Hypertension 2021 Jun 3;77(6):1857-1866. Epub 2021 May 3.

Internal Medicine (T.A.K., S.K.), Medical College of Wisconsin, Milwaukee, WI.

In 2015, the American Heart Association awarded 4-year funding for a Strategically Focused Research Network focused on hypertension composed of 4 Centers: Cincinnati Children's Hospital, Medical College of Wisconsin, University of Alabama at Birmingham, and University of Iowa. Each center proposed 3 integrated (basic, clinical, and population science) projects around a single area of focus relevant to hypertension. Along with scientific progress, the American Heart Association put a significant emphasis on training of next-generation hypertension researchers by sponsoring 3 postdoctoral fellows per center over 4 years. With the center projects being spread across the continuum of basic, clinical, and population sciences, postdoctoral fellows were expected to garner experience in various types of research methodologies. The American Heart Association also provided a number of leadership development opportunities for fellows and investigators in these centers.
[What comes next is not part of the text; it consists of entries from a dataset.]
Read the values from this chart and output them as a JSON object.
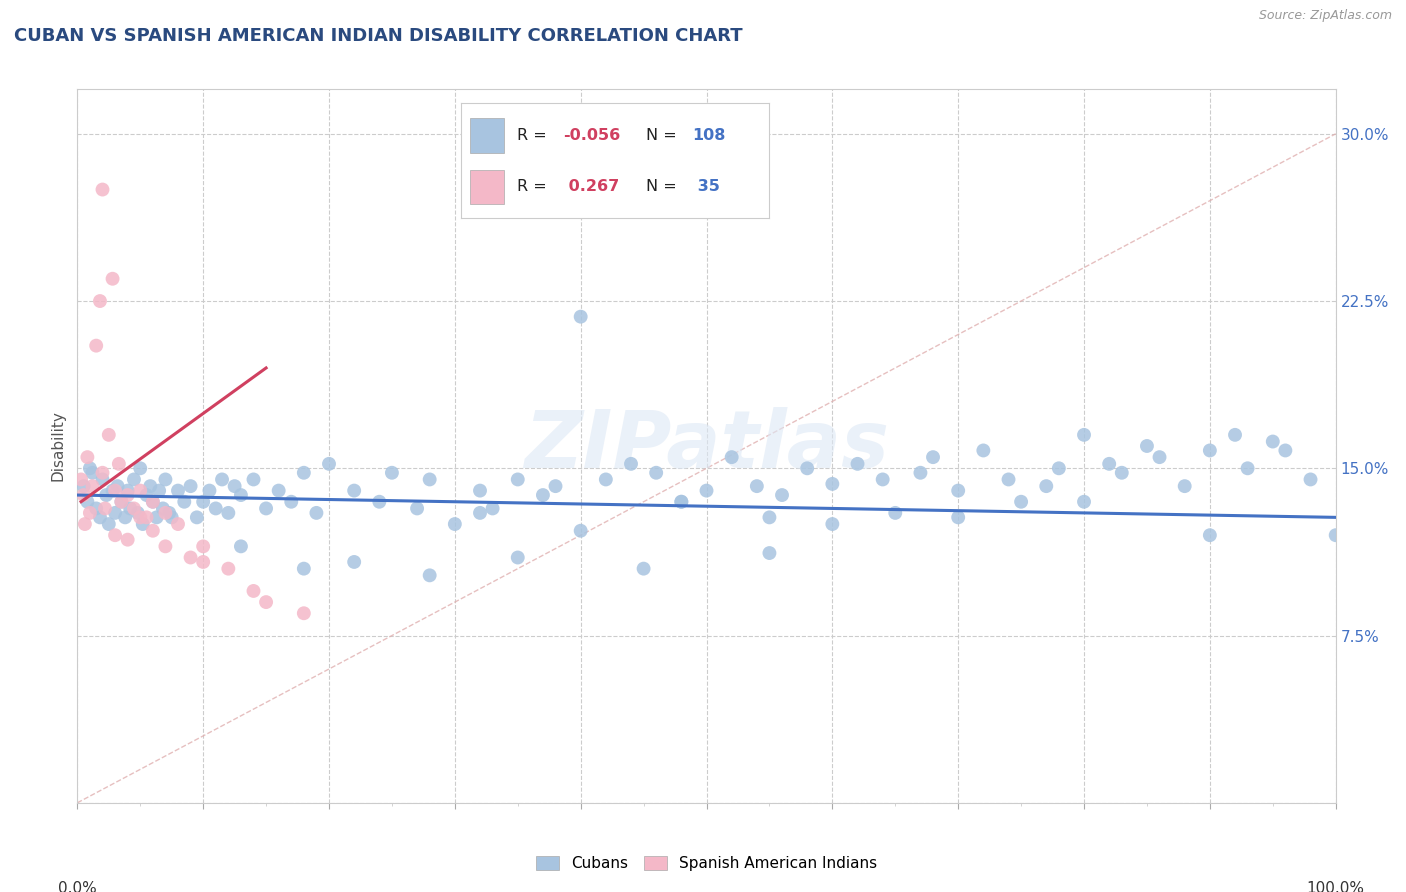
{
  "title": "CUBAN VS SPANISH AMERICAN INDIAN DISABILITY CORRELATION CHART",
  "source": "Source: ZipAtlas.com",
  "ylabel": "Disability",
  "watermark": "ZIPatlas",
  "legend_r_blue": "-0.056",
  "legend_n_blue": "108",
  "legend_r_pink": "0.267",
  "legend_n_pink": "35",
  "blue_color": "#a8c4e0",
  "pink_color": "#f4b8c8",
  "blue_line_color": "#4472c4",
  "pink_line_color": "#d04060",
  "diagonal_color": "#d8c0c0",
  "xlim": [
    0,
    100
  ],
  "ylim": [
    0,
    32
  ],
  "blue_scatter_x": [
    0.5,
    0.8,
    1.0,
    1.2,
    1.5,
    1.8,
    2.0,
    2.3,
    2.5,
    2.8,
    3.0,
    3.2,
    3.5,
    3.8,
    4.0,
    4.2,
    4.5,
    4.8,
    5.0,
    5.2,
    5.5,
    5.8,
    6.0,
    6.3,
    6.5,
    6.8,
    7.0,
    7.3,
    7.5,
    8.0,
    8.5,
    9.0,
    9.5,
    10.0,
    10.5,
    11.0,
    11.5,
    12.0,
    12.5,
    13.0,
    14.0,
    15.0,
    16.0,
    17.0,
    18.0,
    19.0,
    20.0,
    22.0,
    24.0,
    25.0,
    27.0,
    28.0,
    30.0,
    32.0,
    33.0,
    35.0,
    37.0,
    38.0,
    40.0,
    42.0,
    44.0,
    46.0,
    48.0,
    50.0,
    52.0,
    54.0,
    56.0,
    58.0,
    60.0,
    62.0,
    64.0,
    65.0,
    67.0,
    68.0,
    70.0,
    72.0,
    74.0,
    75.0,
    77.0,
    78.0,
    80.0,
    82.0,
    83.0,
    85.0,
    86.0,
    88.0,
    90.0,
    92.0,
    93.0,
    95.0,
    96.0,
    98.0,
    100.0,
    13.0,
    18.0,
    22.0,
    28.0,
    35.0,
    45.0,
    55.0,
    60.0,
    70.0,
    80.0,
    90.0,
    32.0,
    40.0,
    48.0,
    55.0
  ],
  "blue_scatter_y": [
    14.2,
    13.5,
    15.0,
    14.8,
    13.2,
    12.8,
    14.5,
    13.8,
    12.5,
    14.0,
    13.0,
    14.2,
    13.5,
    12.8,
    14.0,
    13.2,
    14.5,
    13.0,
    15.0,
    12.5,
    13.8,
    14.2,
    13.5,
    12.8,
    14.0,
    13.2,
    14.5,
    13.0,
    12.8,
    14.0,
    13.5,
    14.2,
    12.8,
    13.5,
    14.0,
    13.2,
    14.5,
    13.0,
    14.2,
    13.8,
    14.5,
    13.2,
    14.0,
    13.5,
    14.8,
    13.0,
    15.2,
    14.0,
    13.5,
    14.8,
    13.2,
    14.5,
    12.5,
    14.0,
    13.2,
    14.5,
    13.8,
    14.2,
    21.8,
    14.5,
    15.2,
    14.8,
    13.5,
    14.0,
    15.5,
    14.2,
    13.8,
    15.0,
    14.3,
    15.2,
    14.5,
    13.0,
    14.8,
    15.5,
    14.0,
    15.8,
    14.5,
    13.5,
    14.2,
    15.0,
    16.5,
    15.2,
    14.8,
    16.0,
    15.5,
    14.2,
    15.8,
    16.5,
    15.0,
    16.2,
    15.8,
    14.5,
    12.0,
    11.5,
    10.5,
    10.8,
    10.2,
    11.0,
    10.5,
    11.2,
    12.5,
    12.8,
    13.5,
    12.0,
    13.0,
    12.2,
    13.5,
    12.8
  ],
  "pink_scatter_x": [
    0.3,
    0.5,
    0.6,
    0.8,
    1.0,
    1.2,
    1.5,
    1.8,
    2.0,
    2.2,
    2.5,
    2.8,
    3.0,
    3.3,
    3.5,
    4.0,
    4.5,
    5.0,
    5.5,
    6.0,
    7.0,
    8.0,
    10.0,
    12.0,
    14.0,
    18.0,
    3.0,
    5.0,
    7.0,
    9.0,
    2.0,
    4.0,
    6.0,
    10.0,
    15.0
  ],
  "pink_scatter_y": [
    14.5,
    13.8,
    12.5,
    15.5,
    13.0,
    14.2,
    20.5,
    22.5,
    14.8,
    13.2,
    16.5,
    23.5,
    14.0,
    15.2,
    13.5,
    13.8,
    13.2,
    14.0,
    12.8,
    13.5,
    13.0,
    12.5,
    11.5,
    10.5,
    9.5,
    8.5,
    12.0,
    12.8,
    11.5,
    11.0,
    27.5,
    11.8,
    12.2,
    10.8,
    9.0
  ],
  "pink_line_x": [
    0.3,
    15.0
  ],
  "pink_line_y": [
    13.5,
    19.5
  ],
  "blue_line_x": [
    0,
    100
  ],
  "blue_line_y": [
    13.8,
    12.8
  ]
}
In addition, collaboration was highly encouraged among the centers (both within and outside the network) with the American Heart Association providing multiple opportunities for meeting and expanding associations. The area of focus for the Cincinnati Children's Hospital Center was hypertension and target organ damage in children utilizing ambulatory blood pressure measurements. The Medical College of Wisconsin Center focused on epigenetic modifications and their role in pathogenesis of hypertension using human and animal studies. The University of Alabama at Birmingham Center's areas of research were diurnal blood pressure patterns and clock genes. The University of Iowa Center evaluated copeptin as a possible early biomarker for preeclampsia and vascular endothelial function during pregnancy. In this review, challenges faced and successes achieved by the investigators of each of the centers are presented.